Department of Urology, The Second Affiliated Hospital, School of Medicine, Zhejiang University, Hangzhou, China.
Department of Urology, The Second Affiliated Hospital, School of Medicine, Zhejiang University, Hangzhou, China.
Int J Surg. 2020 Jul;79:217-221. doi: 10.1016/j.ijsu.2020.05.025. Epub 2020 May 21.
To compare the diagnostic value of prostate cancer (PCa) between holmium laser enucleation of the prostate (HoLEP) and transurethral resection of the prostate (TURP).
We retrospectively analyzed the clinical data of 2909 patients who underwent surgery for benign prostatic hyperplasia (BPH) from January 2008 to June 2018. A total of 1362 patients received HoLEP, and 1547 patients received TURP. The baseline patient characteristics were collected. We then compared the perioperative outcomes of these patients who diagnosed with incidentally diagnosed prostatic carcinoma (IDPC) or PCa after BPH surgeries.
The total detection rate of PCa in HoLEP group was higher than that in TURP group (85/6.24% vs. 61/3.94%, p = 0.005). Specifically, 55(4.6%) patients were diagnosed with IDPC in HoLEP group with prostate-specific antigen (PSA) less than 4 ng/ml, and 37(2.7%) patients in TURP group (p = 0.014). For the patients with PSA between 4 and 10 ng/ml, 15(13.9%) patients were diagnosed with PCa after HoLEP, and 6(5.0%) patients after TURP (p = 0.023). But the detection rate of PCa was not significantly different between the two groups when PSA was over 10 ng/ml. On the other hand, 57 in 1215 patients with no prostate biopsy preoperatively were diagnosed with PCa after HoLEP, while 42 in 1370 patients after TURP (4.7% vs. 3.1%, p = 0.040), respectively. Twenty-six patients received once biopsy and diagnosed with PCa in HoLEP group, while 15 patients in TURP group (18.4% vs. 8.9%, p = 0.018), respectively. However, no significant difference was observed for patients who received twice prostate biopsy in the two groups.

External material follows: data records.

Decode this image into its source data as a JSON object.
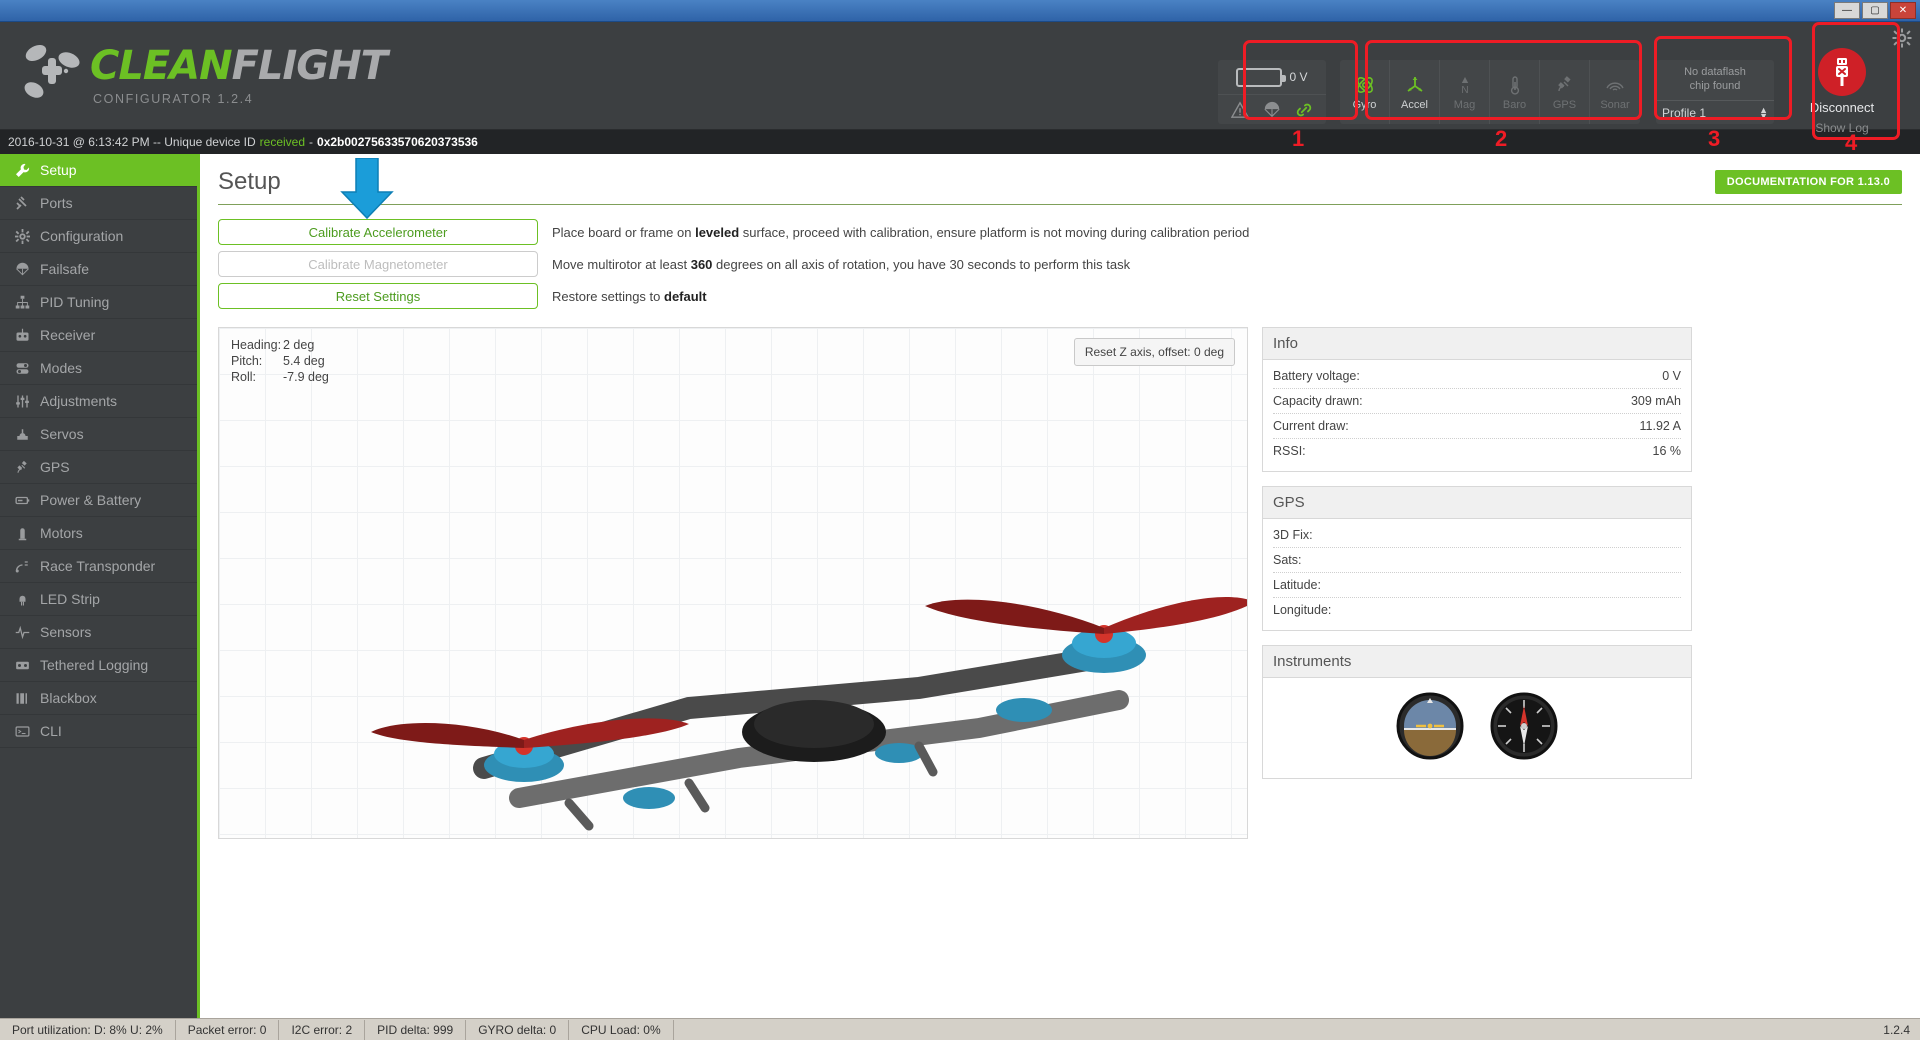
{
  "window": {
    "minimize": "—",
    "maximize": "▢",
    "close": "✕"
  },
  "header": {
    "logo_clean": "CLEAN",
    "logo_flight": "FLIGHT",
    "subtitle": "CONFIGURATOR  1.2.4",
    "battery": {
      "voltage": "0 V",
      "icons": [
        "warning-icon",
        "parachute-icon",
        "link-icon"
      ]
    },
    "sensors": [
      {
        "name": "Gyro",
        "icon": "gyro-icon",
        "active": true
      },
      {
        "name": "Accel",
        "icon": "accel-icon",
        "active": true
      },
      {
        "name": "Mag",
        "icon": "mag-icon",
        "active": false
      },
      {
        "name": "Baro",
        "icon": "baro-icon",
        "active": false
      },
      {
        "name": "GPS",
        "icon": "gps-icon",
        "active": false
      },
      {
        "name": "Sonar",
        "icon": "sonar-icon",
        "active": false
      }
    ],
    "dataflash": {
      "line1": "No dataflash",
      "line2": "chip found",
      "profile": "Profile 1"
    },
    "connection": {
      "label": "Disconnect",
      "show_log": "Show Log"
    }
  },
  "infoline": {
    "timestamp": "2016-10-31 @ 6:13:42 PM -- Unique device ID",
    "status": "received",
    "dash": "-",
    "device_id": "0x2b00275633570620373536"
  },
  "sidebar": {
    "items": [
      {
        "label": "Setup",
        "icon": "wrench-icon",
        "active": true
      },
      {
        "label": "Ports",
        "icon": "plug-icon",
        "active": false
      },
      {
        "label": "Configuration",
        "icon": "gear-icon",
        "active": false
      },
      {
        "label": "Failsafe",
        "icon": "parachute-icon",
        "active": false
      },
      {
        "label": "PID Tuning",
        "icon": "sitemap-icon",
        "active": false
      },
      {
        "label": "Receiver",
        "icon": "transmitter-icon",
        "active": false
      },
      {
        "label": "Modes",
        "icon": "toggles-icon",
        "active": false
      },
      {
        "label": "Adjustments",
        "icon": "sliders-icon",
        "active": false
      },
      {
        "label": "Servos",
        "icon": "servo-icon",
        "active": false
      },
      {
        "label": "GPS",
        "icon": "satellite-icon",
        "active": false
      },
      {
        "label": "Power & Battery",
        "icon": "battery-icon",
        "active": false
      },
      {
        "label": "Motors",
        "icon": "motor-icon",
        "active": false
      },
      {
        "label": "Race Transponder",
        "icon": "transponder-icon",
        "active": false
      },
      {
        "label": "LED Strip",
        "icon": "led-icon",
        "active": false
      },
      {
        "label": "Sensors",
        "icon": "pulse-icon",
        "active": false
      },
      {
        "label": "Tethered Logging",
        "icon": "logging-icon",
        "active": false
      },
      {
        "label": "Blackbox",
        "icon": "blackbox-icon",
        "active": false
      },
      {
        "label": "CLI",
        "icon": "terminal-icon",
        "active": false
      }
    ]
  },
  "main": {
    "title": "Setup",
    "doc_badge": "DOCUMENTATION FOR 1.13.0",
    "calibration": [
      {
        "button": "Calibrate Accelerometer",
        "disabled": false,
        "desc_pre": "Place board or frame on ",
        "desc_bold": "leveled",
        "desc_post": " surface, proceed with calibration, ensure platform is not moving during calibration period"
      },
      {
        "button": "Calibrate Magnetometer",
        "disabled": true,
        "desc_pre": "Move multirotor at least ",
        "desc_bold": "360",
        "desc_post": " degrees on all axis of rotation, you have 30 seconds to perform this task"
      },
      {
        "button": "Reset Settings",
        "disabled": false,
        "desc_pre": "Restore settings to ",
        "desc_bold": "default",
        "desc_post": ""
      }
    ],
    "attitude": {
      "heading_label": "Heading:",
      "heading_value": "2 deg",
      "pitch_label": "Pitch:",
      "pitch_value": "5.4 deg",
      "roll_label": "Roll:",
      "roll_value": "-7.9 deg"
    },
    "reset_z_button": "Reset Z axis, offset: 0 deg",
    "panels": {
      "info": {
        "title": "Info",
        "rows": [
          {
            "label": "Battery voltage:",
            "value": "0 V"
          },
          {
            "label": "Capacity drawn:",
            "value": "309 mAh"
          },
          {
            "label": "Current draw:",
            "value": "11.92 A"
          },
          {
            "label": "RSSI:",
            "value": "16 %"
          }
        ]
      },
      "gps": {
        "title": "GPS",
        "rows": [
          {
            "label": "3D Fix:",
            "value": ""
          },
          {
            "label": "Sats:",
            "value": ""
          },
          {
            "label": "Latitude:",
            "value": ""
          },
          {
            "label": "Longitude:",
            "value": ""
          }
        ]
      },
      "instruments": {
        "title": "Instruments",
        "gauges": [
          "attitude-indicator",
          "heading-indicator"
        ]
      }
    }
  },
  "statusbar": {
    "cells": [
      "Port utilization: D: 8% U: 2%",
      "Packet error: 0",
      "I2C error: 2",
      "PID delta: 999",
      "GYRO delta: 0",
      "CPU Load: 0%"
    ],
    "version": "1.2.4"
  },
  "annotations": {
    "numbers": [
      "1",
      "2",
      "3",
      "4"
    ],
    "accent_red": "#ee1c25",
    "accent_blue": "#1b9dd9",
    "accent_green": "#6cc024"
  }
}
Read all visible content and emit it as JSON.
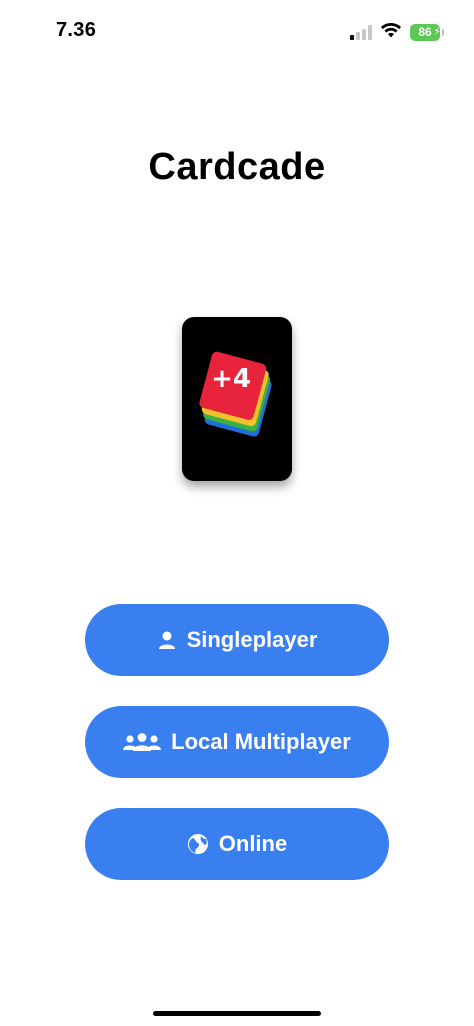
{
  "status_bar": {
    "time": "7.36",
    "battery_level": "86",
    "battery_color": "#5cc954",
    "signal_bars_active": 1,
    "signal_bars_total": 4,
    "icons": [
      "signal-icon",
      "wifi-icon",
      "battery-icon",
      "charging-bolt-icon"
    ]
  },
  "app": {
    "title": "Cardcade",
    "card_face_text": "+4",
    "card_colors": [
      "#e8243c",
      "#f2c12e",
      "#3cb043",
      "#1f6fd6"
    ]
  },
  "menu": {
    "singleplayer_label": "Singleplayer",
    "local_multiplayer_label": "Local Multiplayer",
    "online_label": "Online",
    "button_color": "#3a7ff0",
    "button_icons": [
      "person-icon",
      "people-icon",
      "globe-icon"
    ]
  }
}
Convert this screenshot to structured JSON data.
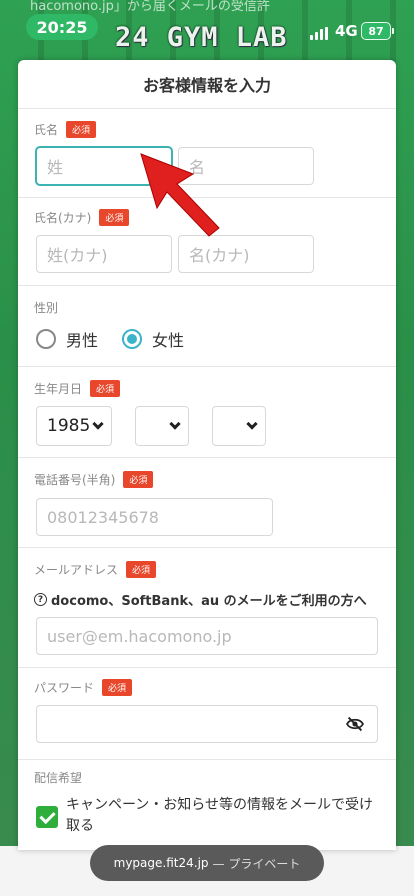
{
  "status_bar": {
    "time": "20:25",
    "network": "4G",
    "battery": "87"
  },
  "bg_text": "hacomono.jp」から届くメールの受信許",
  "logo": "24 GYM LAB",
  "modal": {
    "title": "お客様情報を入力"
  },
  "required_badge": "必須",
  "name": {
    "label": "氏名",
    "last_placeholder": "姓",
    "first_placeholder": "名"
  },
  "name_kana": {
    "label": "氏名(カナ)",
    "last_placeholder": "姓(カナ)",
    "first_placeholder": "名(カナ)"
  },
  "gender": {
    "label": "性別",
    "options": [
      "男性",
      "女性"
    ],
    "selected": "女性"
  },
  "birthday": {
    "label": "生年月日",
    "year": "1985",
    "month": "",
    "day": ""
  },
  "phone": {
    "label": "電話番号(半角)",
    "placeholder": "08012345678"
  },
  "email": {
    "label": "メールアドレス",
    "notice": "docomo、SoftBank、au のメールをご利用の方へ",
    "notice_icon": "question-circle-icon",
    "placeholder": "user@em.hacomono.jp"
  },
  "password": {
    "label": "パスワード",
    "placeholder": "",
    "toggle_icon": "eye-off-icon"
  },
  "newsletter": {
    "label": "配信希望",
    "checkbox_label": "キャンペーン・お知らせ等の情報をメールで受け取る",
    "checked": true
  },
  "browser": {
    "url": "mypage.fit24.jp",
    "mode": "— プライベート"
  },
  "colors": {
    "accent": "#3bb3c9",
    "required": "#e8472b",
    "check": "#2fae3c",
    "background": "#2a8f48"
  }
}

The present study showed that HoLEP can provide a higher total detection rate of PCa when compared with TURP. Besides, this superiority was especially embodied in patients with PSA less than 10 ng/ml.
比较经尿道前列腺钬激光剜除术(HoLEP)和经尿道前列腺电切术(TURP)治疗前列腺癌(PCa)的诊断价值。
我们回顾性分析了 2008 年 1 月至 2018 年 6 月期间因良性前列腺增生(BPH)接受手术治疗的 2909 例患者的临床资料。其中 1362 例行 HoLEP,1547 例行 TURP。收集患者的基线特征,比较这些患者在诊断为偶然发现的前列腺癌(IDPC)或 PCa 后的围手术期结果。
HoLEP 组 PCa 的总检出率高于 TURP 组(85/6.24%比 61/3.94%,p=0.005)。具体而言,HoLEP 组中前列腺特异性抗原(PSA)<4ng/ml 的 55(4.6%)例患者被诊断为 IDPC,TURP 组中有 37(2.7%)例(p=0.014)。对于 PSA 在 4-10ng/ml 之间的患者,HoLEP 术后有 15(13.9%)例被诊断为 PCa,TURP 术后有 6(5.0%)例(p=0.023)。但当 PSA 超过 10ng/ml 时,两组 PCa 的检出率无显著差异。另一方面,术前未行前列腺活检的 1215 例患者中,HoLEP 术后有 57 例被诊断为 PCa,而 TURP 术后有 42 例(4.7%比 3.1%,p=0.040)。HoLEP 组中有 26 例患者行单次活检被诊断为 PCa,TURP 组中有 15 例(18.4%比 8.9%,p=0.018)。然而,两组中接受两次前列腺活检的患者之间没有观察到显著差异。
本研究表明,与 TURP 相比,HoLEP 可以提供更高的 PCa 总检出率。此外,这种优势尤其体现在 PSA 小于 10ng/ml 的患者中。